John Kasich’s reaction on Iraq WMDs was to appeal to Colin Powell’s credibility, which has been a late night TV joke for over a decade. He also claimed the U.S. got into a civil war, which is wrong — the U.S. government helped foster the sectarian violence. And no, Kasich, the borders of the Mideast were not “drawn after World War I by Westerners that didn’t understand what was happening there” — they were drawn by Westerners who wanted to divide and rule — as is the actual goal of Western interventions to this day.
Marco Rubio was perhaps the most priceless — “Saddam Hussein was in violation of UN resolutions, in open violation, and the world wouldn’t do anything about it.” That’s a total lie.

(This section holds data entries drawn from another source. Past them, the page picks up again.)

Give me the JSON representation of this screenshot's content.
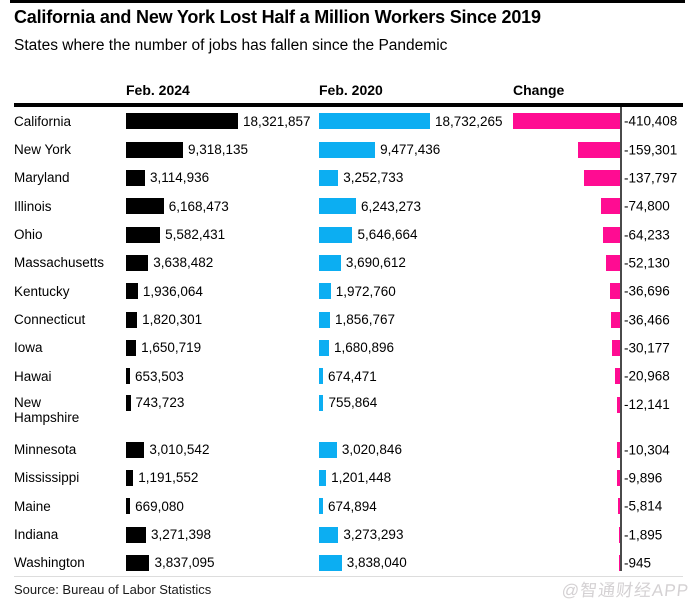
{
  "title": "California and New York Lost Half a Million Workers Since 2019",
  "subtitle": "States where the number of jobs has fallen since the Pandemic",
  "columns": {
    "col2024": "Feb. 2024",
    "col2020": "Feb. 2020",
    "change": "Change"
  },
  "source": "Source: Bureau of Labor Statistics",
  "watermark": "@智通财经APP",
  "colors": {
    "bar_feb_2024": "#000000",
    "bar_feb_2020": "#0caef2",
    "bar_change": "#ff0c92",
    "axis_line": "#4a4a4a"
  },
  "chart_data": {
    "type": "bar",
    "orientation": "horizontal",
    "title": "California and New York Lost Half a Million Workers Since 2019",
    "subtitle": "States where the number of jobs has fallen since the Pandemic",
    "source": "Source: Bureau of Labor Statistics",
    "grid": false,
    "legend": "column-headers",
    "categories": [
      "California",
      "New York",
      "Maryland",
      "Illinois",
      "Ohio",
      "Massachusetts",
      "Kentucky",
      "Connecticut",
      "Iowa",
      "Hawai",
      "New Hampshire",
      "Minnesota",
      "Mississippi",
      "Maine",
      "Indiana",
      "Washington"
    ],
    "two_line_categories": [
      "New Hampshire"
    ],
    "series": [
      {
        "name": "Feb. 2024",
        "color": "#000000",
        "values": [
          18321857,
          9318135,
          3114936,
          6168473,
          5582431,
          3638482,
          1936064,
          1820301,
          1650719,
          653503,
          743723,
          3010542,
          1191552,
          669080,
          3271398,
          3837095
        ]
      },
      {
        "name": "Feb. 2020",
        "color": "#0caef2",
        "values": [
          18732265,
          9477436,
          3252733,
          6243273,
          5646664,
          3690612,
          1972760,
          1856767,
          1680896,
          674471,
          755864,
          3020846,
          1201448,
          674894,
          3273293,
          3838040
        ]
      },
      {
        "name": "Change",
        "color": "#ff0c92",
        "values": [
          -410408,
          -159301,
          -137797,
          -74800,
          -64233,
          -52130,
          -36696,
          -36466,
          -30177,
          -20968,
          -12141,
          -10304,
          -9896,
          -5814,
          -1895,
          -945
        ]
      }
    ]
  }
}
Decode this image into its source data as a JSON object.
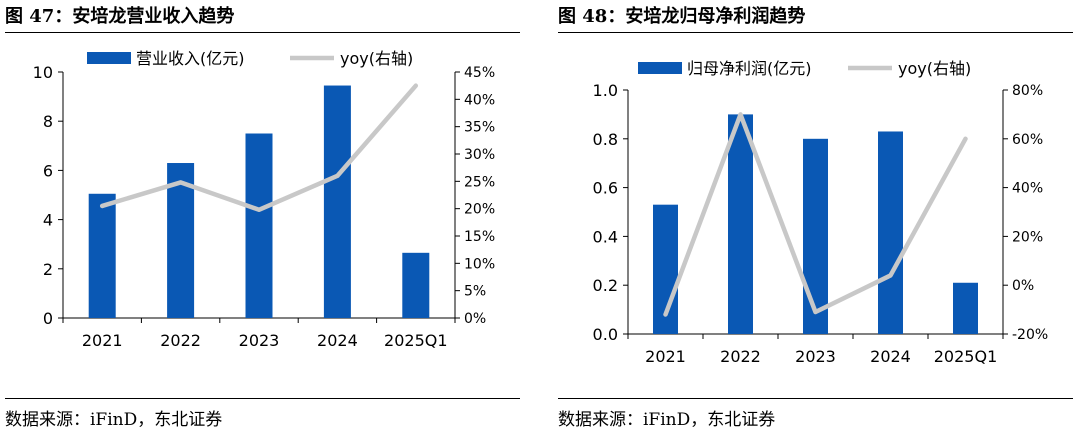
{
  "colors": {
    "bar": "#0a58b4",
    "line": "#c8c8c8",
    "axis": "#000000"
  },
  "panels": [
    {
      "title": "图 47：安培龙营业收入趋势",
      "source": "数据来源：iFinD，东北证券",
      "chart_data": {
        "type": "bar",
        "categories": [
          "2021",
          "2022",
          "2023",
          "2024",
          "2025Q1"
        ],
        "series": [
          {
            "name": "营业收入(亿元)",
            "type": "bar",
            "axis": "left",
            "values": [
              5.05,
              6.3,
              7.5,
              9.45,
              2.65
            ]
          },
          {
            "name": "yoy(右轴)",
            "type": "line",
            "axis": "right",
            "values": [
              20.5,
              24.8,
              19.8,
              26.0,
              42.5
            ]
          }
        ],
        "y_left": {
          "ylim": [
            0,
            10
          ],
          "ticks": [
            "0",
            "2",
            "4",
            "6",
            "8",
            "10"
          ]
        },
        "y_right": {
          "ylim": [
            0,
            45
          ],
          "ticks": [
            "0%",
            "5%",
            "10%",
            "15%",
            "20%",
            "25%",
            "30%",
            "35%",
            "40%",
            "45%"
          ]
        },
        "legend_position": "top",
        "grid": false
      }
    },
    {
      "title": "图 48：安培龙归母净利润趋势",
      "source": "数据来源：iFinD，东北证券",
      "chart_data": {
        "type": "bar",
        "categories": [
          "2021",
          "2022",
          "2023",
          "2024",
          "2025Q1"
        ],
        "series": [
          {
            "name": "归母净利润(亿元)",
            "type": "bar",
            "axis": "left",
            "values": [
              0.53,
              0.9,
              0.8,
              0.83,
              0.21
            ]
          },
          {
            "name": "yoy(右轴)",
            "type": "line",
            "axis": "right",
            "values": [
              -12,
              70,
              -11,
              4,
              60
            ]
          }
        ],
        "y_left": {
          "ylim": [
            0,
            1.0
          ],
          "ticks": [
            "0.0",
            "0.2",
            "0.4",
            "0.6",
            "0.8",
            "1.0"
          ]
        },
        "y_right": {
          "ylim": [
            -20,
            80
          ],
          "ticks": [
            "-20%",
            "0%",
            "20%",
            "40%",
            "60%",
            "80%"
          ]
        },
        "legend_position": "top",
        "grid": false
      }
    }
  ]
}
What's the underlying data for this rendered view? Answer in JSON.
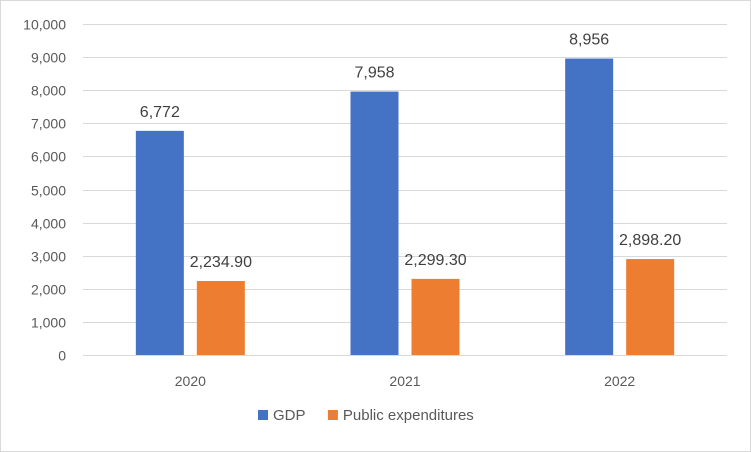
{
  "chart_data": {
    "type": "bar",
    "title": "",
    "xlabel": "",
    "ylabel": "",
    "categories": [
      "2020",
      "2021",
      "2022"
    ],
    "series": [
      {
        "name": "GDP",
        "color": "#4472C4",
        "values": [
          6772,
          7958,
          8956
        ],
        "labels": [
          "6,772",
          "7,958",
          "8,956"
        ]
      },
      {
        "name": "Public expenditures",
        "color": "#ED7D31",
        "values": [
          2234.9,
          2299.3,
          2898.2
        ],
        "labels": [
          "2,234.90",
          "2,299.30",
          "2,898.20"
        ]
      }
    ],
    "ylim": [
      0,
      10000
    ],
    "ytick_values": [
      0,
      1000,
      2000,
      3000,
      4000,
      5000,
      6000,
      7000,
      8000,
      9000,
      10000
    ],
    "ytick_labels": [
      "0",
      "1,000",
      "2,000",
      "3,000",
      "4,000",
      "5,000",
      "6,000",
      "7,000",
      "8,000",
      "9,000",
      "10,000"
    ],
    "grid": true,
    "gridline_color": "#d9d9d9",
    "legend_position": "bottom"
  }
}
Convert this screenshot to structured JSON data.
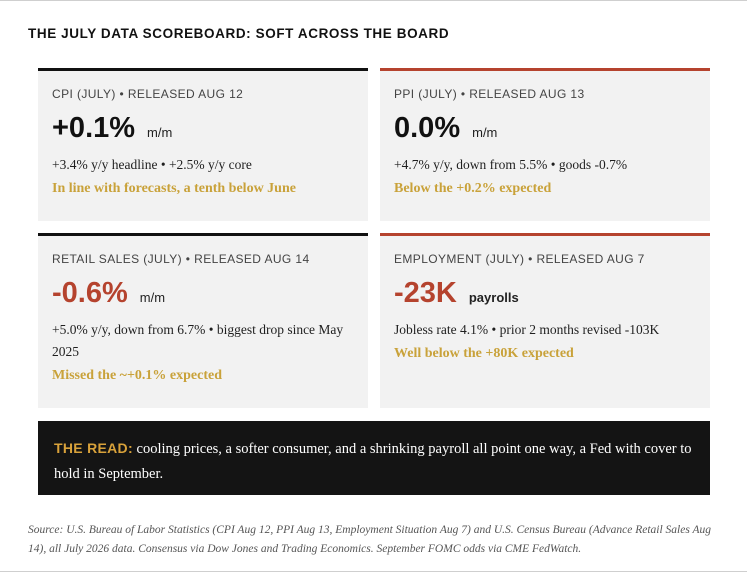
{
  "title": "THE JULY DATA SCOREBOARD: SOFT ACROSS THE BOARD",
  "cards": [
    {
      "label": "CPI (JULY) • RELEASED AUG 12",
      "value": "+0.1%",
      "unit": "m/m",
      "detail": "+3.4% y/y headline • +2.5% y/y core",
      "note": "In line with forecasts, a tenth below June"
    },
    {
      "label": "PPI (JULY) • RELEASED AUG 13",
      "value": "0.0%",
      "unit": "m/m",
      "detail": "+4.7% y/y, down from 5.5% • goods -0.7%",
      "note": "Below the +0.2% expected"
    },
    {
      "label": "RETAIL SALES (JULY) • RELEASED AUG 14",
      "value": "-0.6%",
      "unit": "m/m",
      "detail": "+5.0% y/y, down from 6.7% • biggest drop since May 2025",
      "note": "Missed the ~+0.1% expected"
    },
    {
      "label": "EMPLOYMENT (JULY) • RELEASED AUG 7",
      "value": "-23K",
      "unit": "payrolls",
      "detail": "Jobless rate 4.1% • prior 2 months revised -103K",
      "note": "Well below the +80K expected"
    }
  ],
  "read": {
    "label": "THE READ:",
    "text": "cooling prices, a softer consumer, and a shrinking payroll all point one way, a Fed with cover to hold in September."
  },
  "source": "Source: U.S. Bureau of Labor Statistics (CPI Aug 12, PPI Aug 13, Employment Situation Aug 7) and U.S. Census Bureau (Advance Retail Sales Aug 14), all July 2026 data. Consensus via Dow Jones and Trading Economics. September FOMC odds via CME FedWatch.",
  "colors": {
    "negative": "#b5432e",
    "note": "#c9a23a",
    "read_label": "#d9a23a",
    "card_bg": "#f2f2f2",
    "read_bg": "#141414"
  }
}
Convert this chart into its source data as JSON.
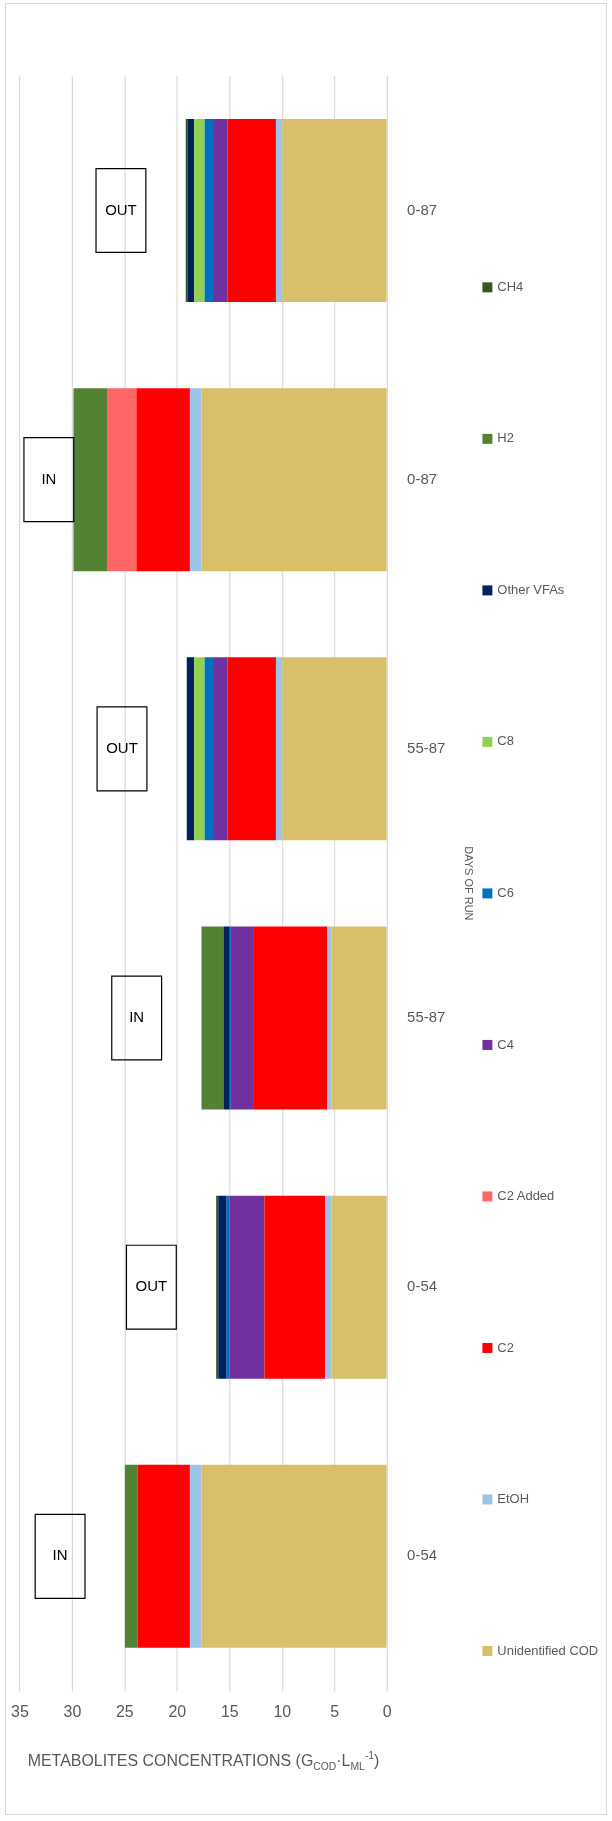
{
  "chart_data": {
    "type": "bar",
    "orientation": "horizontal",
    "stacked": true,
    "xlabel": "METABOLITES CONCENTRATIONS (G$_{COD}$·L$_{ML}$$^{-1}$)",
    "ylabel": "DAYS OF RUN",
    "categories": [
      "0-87",
      "0-87",
      "55-87",
      "55-87",
      "0-54",
      "0-54"
    ],
    "series": [
      {
        "name": "Unidentified COD",
        "color": "#d9bf6a",
        "values": [
          10.0,
          17.7,
          10.0,
          5.3,
          5.3,
          17.7
        ]
      },
      {
        "name": "EtOH",
        "color": "#9dc3e6",
        "values": [
          0.6,
          1.1,
          0.6,
          0.4,
          0.6,
          1.1
        ]
      },
      {
        "name": "C2",
        "color": "#ff0000",
        "values": [
          4.6,
          5.1,
          4.6,
          7.0,
          5.8,
          5.0
        ]
      },
      {
        "name": "C2 Added",
        "color": "#ff6666",
        "values": [
          null,
          2.8,
          null,
          null,
          null,
          null
        ]
      },
      {
        "name": "C4",
        "color": "#7030a0",
        "values": [
          1.4,
          null,
          1.4,
          2.2,
          3.3,
          null
        ]
      },
      {
        "name": "C6",
        "color": "#0070c0",
        "values": [
          0.8,
          null,
          0.8,
          0.1,
          0.3,
          null
        ]
      },
      {
        "name": "C8",
        "color": "#92d050",
        "values": [
          1.0,
          null,
          1.0,
          null,
          null,
          null
        ]
      },
      {
        "name": "Other VFAs",
        "color": "#002060",
        "values": [
          0.6,
          null,
          0.7,
          0.6,
          0.8,
          null
        ]
      },
      {
        "name": "H2",
        "color": "#548235",
        "values": [
          null,
          3.2,
          null,
          2.1,
          null,
          1.2
        ]
      },
      {
        "name": "CH4",
        "color": "#375623",
        "values": [
          0.2,
          null,
          null,
          null,
          0.2,
          null
        ]
      }
    ],
    "xlim": [
      35,
      0
    ],
    "xticks": [
      0,
      5,
      10,
      15,
      20,
      25,
      30,
      35
    ],
    "grid": "x",
    "legend": "right",
    "annotations": [
      "OUT",
      "IN",
      "OUT",
      "IN",
      "OUT",
      "IN"
    ]
  }
}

Iraq had disarmed and the U.S. did everything it could not not have the UN verify that disarmament so that the draconian sanctions would continue on Iraq indefinitely and they could have their regime change war, see my time line: accuracy.org/iraq.
The worthies at the Weekly Standard now write: “Interviewers should press Trump on this: What evidence does Trump have that George W. Bush and his top advisers knowingly lied about weapons of mass destruction in Iraq? How many other government officials does Trump believe were in on the deception? What does Trump believe would have been the point of such a lie, since the truth would soon come out?”
The point is that what Trump is appealing to is an electorate that is sick of deceit and perpetual wars and there’s a lot of good that comes with that. It should be an opportunity for anyone claiming to care about peace — and not a cause to mock the people supporting him as I’ve seen many “progressives” do.